There's not much you can do without a bootloader, of course. So, for the moment I shall rest content with the irritating hand I've dealt myself. I put Mint back on, put NoMachine back on, did a tiny bit of customisation, and confirmed the NUC is still happy to play with the rest of the gang. It is, and so normal music-serving is restored from the NAS. And from the BBC, of course.

Oh Frabjous Day!

The i5 NUC is now happily running Mint 18, from the M2 SSD, with the 250GB SATA SSD physically removed. What's more, it's using the new-fangled UEFI boot, to, erm, boot.
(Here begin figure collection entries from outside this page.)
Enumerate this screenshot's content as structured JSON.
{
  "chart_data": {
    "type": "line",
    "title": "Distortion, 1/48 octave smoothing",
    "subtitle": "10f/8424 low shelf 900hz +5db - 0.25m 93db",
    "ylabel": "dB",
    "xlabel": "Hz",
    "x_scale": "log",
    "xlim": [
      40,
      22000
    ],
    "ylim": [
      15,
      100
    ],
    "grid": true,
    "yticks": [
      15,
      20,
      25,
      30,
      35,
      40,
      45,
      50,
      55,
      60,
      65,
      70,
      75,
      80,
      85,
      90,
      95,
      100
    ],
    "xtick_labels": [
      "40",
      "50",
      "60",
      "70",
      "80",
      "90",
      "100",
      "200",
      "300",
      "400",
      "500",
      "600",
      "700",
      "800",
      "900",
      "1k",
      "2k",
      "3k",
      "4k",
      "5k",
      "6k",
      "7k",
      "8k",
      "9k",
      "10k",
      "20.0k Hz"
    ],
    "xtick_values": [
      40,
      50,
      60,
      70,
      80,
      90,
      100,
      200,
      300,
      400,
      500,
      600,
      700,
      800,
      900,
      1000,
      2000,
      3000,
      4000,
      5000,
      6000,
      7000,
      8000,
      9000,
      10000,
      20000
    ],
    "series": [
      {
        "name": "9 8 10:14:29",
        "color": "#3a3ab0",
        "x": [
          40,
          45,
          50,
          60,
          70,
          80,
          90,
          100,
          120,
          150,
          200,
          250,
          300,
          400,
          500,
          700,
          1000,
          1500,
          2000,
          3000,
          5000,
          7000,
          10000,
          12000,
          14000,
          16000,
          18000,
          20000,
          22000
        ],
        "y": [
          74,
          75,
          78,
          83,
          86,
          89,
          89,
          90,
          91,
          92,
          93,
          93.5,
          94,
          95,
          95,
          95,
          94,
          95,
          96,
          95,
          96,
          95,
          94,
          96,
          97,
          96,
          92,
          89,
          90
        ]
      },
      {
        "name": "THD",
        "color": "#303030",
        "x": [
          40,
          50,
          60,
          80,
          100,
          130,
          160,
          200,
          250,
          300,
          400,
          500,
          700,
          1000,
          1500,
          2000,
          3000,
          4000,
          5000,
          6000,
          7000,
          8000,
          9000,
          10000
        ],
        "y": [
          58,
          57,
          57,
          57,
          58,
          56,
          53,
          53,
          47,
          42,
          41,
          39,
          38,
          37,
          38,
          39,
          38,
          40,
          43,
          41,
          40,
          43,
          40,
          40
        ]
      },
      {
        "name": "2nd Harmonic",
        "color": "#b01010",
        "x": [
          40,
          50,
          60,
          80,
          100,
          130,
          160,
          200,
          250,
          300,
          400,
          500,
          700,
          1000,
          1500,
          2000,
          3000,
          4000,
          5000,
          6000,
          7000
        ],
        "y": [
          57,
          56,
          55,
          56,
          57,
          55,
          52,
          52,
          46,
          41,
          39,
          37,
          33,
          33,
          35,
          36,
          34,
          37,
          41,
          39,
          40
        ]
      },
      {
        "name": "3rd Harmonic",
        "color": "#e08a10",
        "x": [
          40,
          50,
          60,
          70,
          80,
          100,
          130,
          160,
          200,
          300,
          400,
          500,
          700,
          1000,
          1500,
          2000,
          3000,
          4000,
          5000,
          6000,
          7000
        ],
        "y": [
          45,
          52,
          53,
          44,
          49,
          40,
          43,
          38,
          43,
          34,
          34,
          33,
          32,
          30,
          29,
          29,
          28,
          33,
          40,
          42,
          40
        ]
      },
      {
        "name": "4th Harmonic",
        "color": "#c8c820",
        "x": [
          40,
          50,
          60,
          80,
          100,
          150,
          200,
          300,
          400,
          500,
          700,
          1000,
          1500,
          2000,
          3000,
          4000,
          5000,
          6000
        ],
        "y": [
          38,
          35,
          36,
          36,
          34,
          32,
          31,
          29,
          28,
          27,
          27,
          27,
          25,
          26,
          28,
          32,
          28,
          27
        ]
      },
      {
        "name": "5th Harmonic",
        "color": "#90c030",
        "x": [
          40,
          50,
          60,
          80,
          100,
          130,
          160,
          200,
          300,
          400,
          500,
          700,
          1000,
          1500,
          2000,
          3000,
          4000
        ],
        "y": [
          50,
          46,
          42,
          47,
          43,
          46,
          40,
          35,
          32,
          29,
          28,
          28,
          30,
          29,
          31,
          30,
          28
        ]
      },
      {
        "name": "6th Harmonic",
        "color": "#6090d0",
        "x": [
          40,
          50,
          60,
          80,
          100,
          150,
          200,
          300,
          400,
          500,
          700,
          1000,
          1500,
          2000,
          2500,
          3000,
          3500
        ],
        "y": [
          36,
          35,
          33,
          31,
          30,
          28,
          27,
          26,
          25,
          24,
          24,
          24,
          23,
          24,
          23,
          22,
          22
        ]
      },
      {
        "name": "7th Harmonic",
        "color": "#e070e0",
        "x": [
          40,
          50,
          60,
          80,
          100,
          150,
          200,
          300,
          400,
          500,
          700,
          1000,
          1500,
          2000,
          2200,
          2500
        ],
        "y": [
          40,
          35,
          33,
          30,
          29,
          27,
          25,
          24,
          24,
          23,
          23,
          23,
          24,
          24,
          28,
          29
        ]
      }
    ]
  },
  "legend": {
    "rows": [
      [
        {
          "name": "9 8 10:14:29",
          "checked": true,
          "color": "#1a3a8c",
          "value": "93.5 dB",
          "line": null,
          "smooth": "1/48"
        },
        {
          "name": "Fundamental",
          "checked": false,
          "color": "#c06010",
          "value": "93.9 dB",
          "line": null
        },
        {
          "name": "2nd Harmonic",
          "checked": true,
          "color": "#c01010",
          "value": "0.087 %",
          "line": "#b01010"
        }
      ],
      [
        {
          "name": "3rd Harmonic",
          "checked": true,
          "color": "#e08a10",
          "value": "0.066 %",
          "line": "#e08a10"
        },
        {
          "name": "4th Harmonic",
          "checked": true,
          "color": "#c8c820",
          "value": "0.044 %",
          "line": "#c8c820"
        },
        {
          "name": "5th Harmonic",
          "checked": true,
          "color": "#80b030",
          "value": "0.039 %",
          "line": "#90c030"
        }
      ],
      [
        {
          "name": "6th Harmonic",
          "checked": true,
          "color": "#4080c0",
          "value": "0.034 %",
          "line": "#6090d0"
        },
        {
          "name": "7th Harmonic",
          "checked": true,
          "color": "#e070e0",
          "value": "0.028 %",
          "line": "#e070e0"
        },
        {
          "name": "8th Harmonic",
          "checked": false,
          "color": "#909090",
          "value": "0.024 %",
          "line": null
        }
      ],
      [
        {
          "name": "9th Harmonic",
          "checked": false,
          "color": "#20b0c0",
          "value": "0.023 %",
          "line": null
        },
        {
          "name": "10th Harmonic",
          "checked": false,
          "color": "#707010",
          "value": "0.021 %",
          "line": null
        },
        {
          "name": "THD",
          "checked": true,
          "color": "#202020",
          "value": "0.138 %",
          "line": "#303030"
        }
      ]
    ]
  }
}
The secret? Well, start by resetting the Intel Visual BIOS to its factory defaults. Then select and boot from the installation USB stick, open a terminal, and nuke the entire M2 SSD:

sudo dd if=/dev/zero of=/dev/nvme0n1 bs=4k

Finally, click on the "Install Linux Mint" icon and off we go. Simple. Takes five minutes. A child of nearly State Pension age could do it!

Disks layout

Now back to the lovely stream of bits from the BBC evening Prom. (Coming in from the NUC, of course.)


Footnotes

1  It happens. In fact, I get that a lot.
2  "Terminate with extreme prejudice", in fact, as this will see my first-ever invocation of the rather scary "dd" command.
3  Perhaps because of its casual throat-slitting in the foreground of the central frame?